Kom is a lightweight, SDK‑level tool that bundles kubectl and client‑go functionality into an MCP server. It supports CRUD, CRD handling, pod file ops, SQL queries and high‑frequency actions across multiple clusters via stdio or SSE.

Capabilities

Resources
Access data sources
Tools
Execute functions
Prompts
Pre-built templates
Sampling
AI model interactions

Kom – Kubernetes Operations Manager

Kom is a lightweight, SDK‑style wrapper around the Kubernetes API that exposes a rich set of CRUD operations, advanced pod utilities, and SQL‑style querying for both built‑in resources and Custom Resource Definitions (CRDs). It is designed to be consumed by AI assistants through the Model Context Protocol, enabling developers to orchestrate cluster operations directly from conversational agents without writing code. By registering multiple clusters—whether on‑prem, EKS, or any kubeconfig—the tool provides a single, unified interface for managing resources across environments.

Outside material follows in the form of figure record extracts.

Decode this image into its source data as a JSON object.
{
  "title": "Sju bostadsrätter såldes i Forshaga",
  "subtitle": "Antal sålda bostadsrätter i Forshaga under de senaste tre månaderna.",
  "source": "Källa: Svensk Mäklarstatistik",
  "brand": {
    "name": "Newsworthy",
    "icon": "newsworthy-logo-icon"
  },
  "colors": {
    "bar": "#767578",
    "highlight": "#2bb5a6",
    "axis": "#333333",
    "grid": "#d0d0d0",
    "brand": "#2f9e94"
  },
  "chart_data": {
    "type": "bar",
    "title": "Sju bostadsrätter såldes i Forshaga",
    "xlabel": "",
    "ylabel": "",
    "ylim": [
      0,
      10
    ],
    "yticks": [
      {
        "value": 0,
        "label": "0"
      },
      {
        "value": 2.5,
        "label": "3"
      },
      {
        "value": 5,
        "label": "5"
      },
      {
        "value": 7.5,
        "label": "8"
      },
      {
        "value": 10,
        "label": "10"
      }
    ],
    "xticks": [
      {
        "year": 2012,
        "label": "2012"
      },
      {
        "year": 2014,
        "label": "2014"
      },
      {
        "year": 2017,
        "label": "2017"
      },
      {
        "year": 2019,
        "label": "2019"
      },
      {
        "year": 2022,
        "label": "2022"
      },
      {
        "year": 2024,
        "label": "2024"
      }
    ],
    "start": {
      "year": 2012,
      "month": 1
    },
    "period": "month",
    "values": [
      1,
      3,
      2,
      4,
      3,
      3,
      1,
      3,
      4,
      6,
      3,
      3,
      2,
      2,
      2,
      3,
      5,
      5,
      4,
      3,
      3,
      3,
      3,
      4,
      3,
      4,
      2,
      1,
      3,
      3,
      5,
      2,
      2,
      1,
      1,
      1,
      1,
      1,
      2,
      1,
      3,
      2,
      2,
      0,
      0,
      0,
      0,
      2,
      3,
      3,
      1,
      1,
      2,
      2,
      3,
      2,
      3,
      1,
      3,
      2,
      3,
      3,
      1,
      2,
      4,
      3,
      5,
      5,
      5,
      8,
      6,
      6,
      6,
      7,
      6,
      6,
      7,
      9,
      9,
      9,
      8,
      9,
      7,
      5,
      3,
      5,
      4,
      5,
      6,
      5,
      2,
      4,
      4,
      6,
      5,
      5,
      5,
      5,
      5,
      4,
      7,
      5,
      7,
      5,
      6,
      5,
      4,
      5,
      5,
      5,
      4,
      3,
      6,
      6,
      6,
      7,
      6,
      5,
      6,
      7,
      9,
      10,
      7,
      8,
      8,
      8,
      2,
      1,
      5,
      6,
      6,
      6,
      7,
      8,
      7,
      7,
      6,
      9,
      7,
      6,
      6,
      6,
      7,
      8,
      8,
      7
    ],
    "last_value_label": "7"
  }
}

The server’s value lies in its extensive tooling surface. Kom bundles over 58 pre‑built commands, such as scaling or restarting deployments, deleting DaemonSets, and manipulating files inside pods. It also supports high‑frequency operations like restart, scale, enable/disable, and rollback for more than 20 resource types. The ability to query resources with SQL () gives developers a familiar, declarative way to filter and sort cluster data. Additionally, Kom implements caching for list operations, dramatically improving performance in bulk or repetitive queries while still allowing fine‑grained filtering.

Kom’s integration with MCP is straightforward: a single line starts the server, which then exposes two interaction modes—stdio and Server‑Sent Events (SSE). The stdio mode is ideal for command‑line tools such as Claude Desktop, whereas SSE allows UI clients like Cursor or Windsurf to subscribe to real‑time updates. The server’s configuration is declarative, letting users specify whether they want an executable binary or a command‑based integration. This flexibility makes Kom suitable for both scripted automation and interactive workflows.

Real‑world use cases include automated CI/CD pipelines that scale deployments during test runs, on‑demand pod file extraction for debugging, or dynamic cluster provisioning in multi‑tenant environments. Because Kom handles both native Kubernetes objects and CRDs, it is also well suited for operators that manage custom workloads. Developers can embed Kom into their own MCP clients, expose it as a service in a private network, or share it with teammates for collaborative cluster management—all without the overhead of maintaining a full Kubernetes client library.

In summary, Kom provides an opinionated yet extensible MCP server that turns complex cluster operations into simple, repeatable commands. Its SQL querying, caching, and comprehensive toolset make it a powerful ally for AI assistants that need to read, write, and manipulate Kubernetes resources efficiently and securely.